We’ve always known that getting enough sleep is important and can have a significant impact on one’s health, but scientists have just begun to unravel the genetics behind why some people are more prone to sleep problems. Insomnia is the most common sleep disorder. About 30 percent of adults report short term problems, while about 10 percent report chronic insomnia. It’s also the second most common mental disorder.
Recently, 23andMe collaborated with researchers from VU University Amsterdamand Netherlands Institute for Neuroscienceon one of the largest genome-wide analysis studies to identify genes associated with insomnia. Published in the journal Nature Genetics, the study used data from more than 1.3 million consenting research volunteers from the 23andMe database and the UK Biobank.

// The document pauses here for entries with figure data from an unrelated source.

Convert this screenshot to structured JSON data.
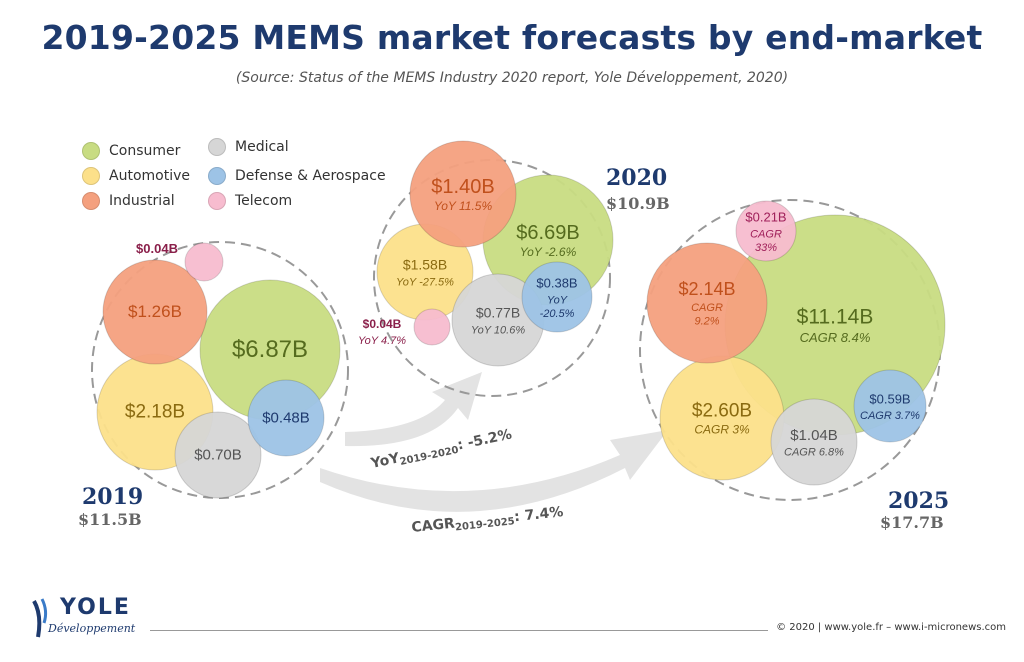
{
  "title": "2019-2025 MEMS market forecasts by end-market",
  "subtitle": "(Source: Status of the MEMS Industry 2020 report, Yole Développement, 2020)",
  "colors": {
    "consumer": "#c8dc82",
    "automotive": "#fce08a",
    "industrial": "#f4a07e",
    "medical": "#d6d6d6",
    "defense": "#9dc3e6",
    "telecom": "#f7bccf",
    "title": "#1e3a6e"
  },
  "legend": [
    {
      "key": "consumer",
      "label": "Consumer"
    },
    {
      "key": "automotive",
      "label": "Automotive"
    },
    {
      "key": "industrial",
      "label": "Industrial"
    },
    {
      "key": "medical",
      "label": "Medical"
    },
    {
      "key": "defense",
      "label": "Defense & Aerospace"
    },
    {
      "key": "telecom",
      "label": "Telecom"
    }
  ],
  "chart_data": {
    "type": "bubble",
    "title": "2019-2025 MEMS market forecasts by end-market",
    "unit": "$B",
    "years": [
      {
        "year": "2019",
        "total": "$11.5B",
        "segments": [
          {
            "segment": "Consumer",
            "value": 6.87,
            "label": "$6.87B"
          },
          {
            "segment": "Automotive",
            "value": 2.18,
            "label": "$2.18B"
          },
          {
            "segment": "Industrial",
            "value": 1.26,
            "label": "$1.26B"
          },
          {
            "segment": "Medical",
            "value": 0.7,
            "label": "$0.70B"
          },
          {
            "segment": "Defense & Aerospace",
            "value": 0.48,
            "label": "$0.48B"
          },
          {
            "segment": "Telecom",
            "value": 0.04,
            "label": "$0.04B"
          }
        ]
      },
      {
        "year": "2020",
        "total": "$10.9B",
        "segments": [
          {
            "segment": "Consumer",
            "value": 6.69,
            "label": "$6.69B",
            "growth": "YoY -2.6%"
          },
          {
            "segment": "Automotive",
            "value": 1.58,
            "label": "$1.58B",
            "growth": "YoY -27.5%"
          },
          {
            "segment": "Industrial",
            "value": 1.4,
            "label": "$1.40B",
            "growth": "YoY 11.5%"
          },
          {
            "segment": "Medical",
            "value": 0.77,
            "label": "$0.77B",
            "growth": "YoY 10.6%"
          },
          {
            "segment": "Defense & Aerospace",
            "value": 0.38,
            "label": "$0.38B",
            "growth": "YoY -20.5%"
          },
          {
            "segment": "Telecom",
            "value": 0.04,
            "label": "$0.04B",
            "growth": "YoY 4.7%"
          }
        ]
      },
      {
        "year": "2025",
        "total": "$17.7B",
        "segments": [
          {
            "segment": "Consumer",
            "value": 11.14,
            "label": "$11.14B",
            "growth": "CAGR 8.4%"
          },
          {
            "segment": "Automotive",
            "value": 2.6,
            "label": "$2.60B",
            "growth": "CAGR 3%"
          },
          {
            "segment": "Industrial",
            "value": 2.14,
            "label": "$2.14B",
            "growth": "CAGR 9.2%"
          },
          {
            "segment": "Medical",
            "value": 1.04,
            "label": "$1.04B",
            "growth": "CAGR 6.8%"
          },
          {
            "segment": "Defense & Aerospace",
            "value": 0.59,
            "label": "$0.59B",
            "growth": "CAGR 3.7%"
          },
          {
            "segment": "Telecom",
            "value": 0.21,
            "label": "$0.21B",
            "growth": "CAGR 33%"
          }
        ]
      }
    ],
    "transitions": [
      {
        "prefix": "YoY",
        "subscript": "2019-2020",
        "value": ": -5.2%"
      },
      {
        "prefix": "CAGR",
        "subscript": "2019-2025",
        "value": ": 7.4%"
      }
    ]
  },
  "footer": {
    "logo_name": "YOLE",
    "logo_sub": "Développement",
    "copyright": "© 2020 | www.yole.fr – www.i-micronews.com"
  }
}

“Our study shows that insomnia, like so many other neuropsychiatric disorders, is influenced by 100’s of genes, each of small effect,” said Guus Smit, a VU-University neurobiologist involved in the study. “These genes by themselves are not that interesting to look at. What counts is their combined effect on the risk of insomnia. We investigated that with a new method, which enabled us to identify specific types of brain cells, like the so-called medium spiny neurons.”
The sheer size of this research cohort enabled us to ask questions about genetics of insomnia and its relationships with other conditions and sleep-related problems individuals may face. With this large dataset, researchers were able to identify 202 genome-wide significant loci involved in insomnia. They were also able to show the involvement of specific cell type — striatal medium spiny neurons, hypothalamic neurons and clastrum pyramidal neurons — and specific cortical and subcortical tissues — some of which have been implicated previously in the regulation of reward processing, sleep and arousal in animal studies, but have never been genetically linked to insomnia in humans.
“This study is an immense step forward in understanding the genetic background of insomnia, made possible by the unprecedented increase in cohort size,” said Vladimir Vacic, Senior Scientist, Computational Biology at 23andMe and co-author on the paper. “Our results underline that insomnia is a serious condition, sharing genetics with psychiatric disorders and increasing the risk of metabolic syndrome phenotypes.”
What researchers found particularly interesting was the low genetic overlap between insomnia and other sleep-related traits. Findings show that insomnia is more genetically similar to psychiatric conditions, such as anxiety and major depressive disorder, and personality traits such as neuroticism. It has less in common with sleep traits like morningness, which describes the ease of getting up in the morning, and daytime dozing, snoring or excessive napping.
Finding key brain areas and cell types implicated in the neurobiology of insomnia and related disorders help us better understand how insomnia affects humans and may provide novel avenues for treatment.